Parece salido de obra de William Shakespeare, una especie de Falstaff rubio, despeinado, desarreglado, descontracturado. Desacartonado para un país con tradiciones tan rígidas. Boris Johnson, el flamante primer ministro inglés, es el bufón ilustrado que llegó al trono. En épocas de confusión y cinismo, el electorado elige opciones estrafalarias. Pasa en el flemático Reino Unido y en otros países del orbe.

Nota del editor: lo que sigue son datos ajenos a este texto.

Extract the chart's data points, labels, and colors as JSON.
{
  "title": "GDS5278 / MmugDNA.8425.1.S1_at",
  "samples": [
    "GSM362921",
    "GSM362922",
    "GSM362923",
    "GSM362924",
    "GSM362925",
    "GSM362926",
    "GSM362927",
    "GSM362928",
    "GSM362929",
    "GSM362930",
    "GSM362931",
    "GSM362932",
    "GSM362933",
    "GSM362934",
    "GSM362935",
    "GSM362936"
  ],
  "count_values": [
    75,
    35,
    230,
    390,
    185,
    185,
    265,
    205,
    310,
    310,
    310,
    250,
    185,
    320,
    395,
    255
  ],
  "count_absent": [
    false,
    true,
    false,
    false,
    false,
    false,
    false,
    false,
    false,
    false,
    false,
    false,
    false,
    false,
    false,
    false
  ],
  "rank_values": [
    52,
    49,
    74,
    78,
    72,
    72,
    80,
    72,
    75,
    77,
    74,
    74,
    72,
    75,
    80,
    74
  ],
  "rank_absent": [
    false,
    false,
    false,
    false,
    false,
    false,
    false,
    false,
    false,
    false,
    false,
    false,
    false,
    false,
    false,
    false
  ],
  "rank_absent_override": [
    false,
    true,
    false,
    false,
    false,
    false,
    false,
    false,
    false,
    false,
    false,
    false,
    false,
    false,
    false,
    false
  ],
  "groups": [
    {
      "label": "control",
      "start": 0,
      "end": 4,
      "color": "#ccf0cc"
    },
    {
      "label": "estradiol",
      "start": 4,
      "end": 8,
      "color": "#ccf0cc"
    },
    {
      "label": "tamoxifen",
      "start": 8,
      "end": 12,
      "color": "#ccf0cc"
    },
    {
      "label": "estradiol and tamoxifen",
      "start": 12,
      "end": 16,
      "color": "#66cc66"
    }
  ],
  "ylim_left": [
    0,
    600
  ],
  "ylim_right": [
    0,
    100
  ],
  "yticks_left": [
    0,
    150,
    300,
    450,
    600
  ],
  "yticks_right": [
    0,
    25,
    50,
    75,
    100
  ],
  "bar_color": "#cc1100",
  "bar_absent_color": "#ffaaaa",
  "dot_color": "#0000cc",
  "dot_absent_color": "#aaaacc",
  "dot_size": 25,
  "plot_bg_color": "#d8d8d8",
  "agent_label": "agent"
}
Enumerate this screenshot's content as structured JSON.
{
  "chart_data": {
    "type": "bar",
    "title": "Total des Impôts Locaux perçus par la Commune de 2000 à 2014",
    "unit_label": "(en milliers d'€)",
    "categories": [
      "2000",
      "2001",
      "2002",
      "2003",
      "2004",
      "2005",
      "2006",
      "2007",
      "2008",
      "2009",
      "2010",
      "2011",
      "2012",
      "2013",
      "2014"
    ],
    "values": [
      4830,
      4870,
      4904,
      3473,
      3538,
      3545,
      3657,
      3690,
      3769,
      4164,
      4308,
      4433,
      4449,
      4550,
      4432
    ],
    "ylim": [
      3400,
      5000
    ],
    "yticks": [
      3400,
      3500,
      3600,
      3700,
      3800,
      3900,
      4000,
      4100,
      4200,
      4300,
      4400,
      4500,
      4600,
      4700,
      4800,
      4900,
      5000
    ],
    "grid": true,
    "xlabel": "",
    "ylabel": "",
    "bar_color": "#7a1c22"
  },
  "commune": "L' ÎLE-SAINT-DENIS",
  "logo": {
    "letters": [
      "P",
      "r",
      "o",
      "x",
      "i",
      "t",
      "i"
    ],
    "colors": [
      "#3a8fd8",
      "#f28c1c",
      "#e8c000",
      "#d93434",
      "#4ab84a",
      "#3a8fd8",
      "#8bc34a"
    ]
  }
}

Boris, el payaso, ha dado muestras de ejercer el arte político circense de la manera más refinada, o sea, rozando el grotesco. Quizás el mayor actor de ese guión voluntario lo protagonizó como alcalde de Londres, cuando para festejar la obtención de la sede de los Juegos Olímpicos de 2012, se lanzó por un cable aéreo con dos banderitas de papel en las manos. El cable estaba poco tenso y el peso de Boris produjo que la ruedita que lo deslizaba se detuviera: el alcalde quedó ridículamente colgado a varios metros de altura, dando un discurso a la espera de que lo bajaran. Para cualquier otro político hubiera significado un papelón mayúsculo: para Boris, fue la gloria. La gente lo tomó con simpatía, mientras otros se tapaban la cara de vergüenza.
Sus detractores desprecian sus bufonerías, mientras sus admiradores lo idolatran como una chistosa estrella de rock en el Parlamento
Amado y odiado por partes casi iguales, el conservador Johnson encarna una cara nueva y fresca dentro de una larga tradición de élite política moldeada con la misma horma: educación en el colegio de Eton, universidad en Baillol de Oxford, clases de filosofía, latín, rugby, compañerismo aristócrata, fiestas, borracheras, desbundes, mortas y pasos bajo largas togas entre claustros de piedra grisácea. Ese es su origen, como el de tantos primeros ministros británicos. De allí saltó al periodismo. Trabajó para el Daily Telegraph, fue corresponsal en Bruselas, se divirtió burlándose de la Unión Europea, a la que siempre vio con isleño escepticismo. Vino el salto a la política, un asiento en la Cámara de los Comunes, luego la chance de la alcaldía londinense, tan esquiva a su partido, en donde pudo repetir. El descalabro de los gobiernos de Cameron y de Theresa May, y su polémica campaña a favor del Brexit, desembocaron en su ascenso y traspaso por la puertita negra en el número 10 de Downing Street.
Pero ojo con comprar a Boris como a una simple marioneta. Émulo de Churchill, a quien admira e intenta imitarle la carrera, le dedicó al célebre líder conservador un libro, El factor Churchill, donde se confiesa un biógrafo aprendiz. Boris reconoce que no le ata los cordones a Sir Winston, pero su libro es formidable, lleno de anécdotas que intentan traer a las nuevas generaciones la figura del mayor político inglés de la historia.
También exploró el imperio romano y sus consecuencias en el mundo europeo actual, las implicancias de decisiones tomadas por césares hace más de dos mil quinientos años, en The dream of Rome. Además, Johnson compiló sus mejores columnas periodísticas en varios volúmenes y hasta se animó a meterse con la ficción, en la novela Setenta y dos vírgenes, una novela de espionaje pos 11 de setiembre, en clave de humor. Por si le faltara un género, publicó un volumen de poesía para niños, titulado The peril of pushy parents (todos estos libros se encuentran disponibles fácilmente en internet).
¿Es escribir un factor decisivo para ser un buen político? No necesariamente. Pero la capacidad de poder pasar pensamientos y sentimientos a una página de buena forma es un talento que siempre ayuda a la estructura mental de quien pretende regir los destinos de un territorio. Los detractores desprecian las bufonerías de Johnson, mientras sus admiradores lo idolatran como una chistosa estrella de rock en el Parlamento junto al Támesis. Capaz que el mejor camino del medio sea leerlo. No es poco.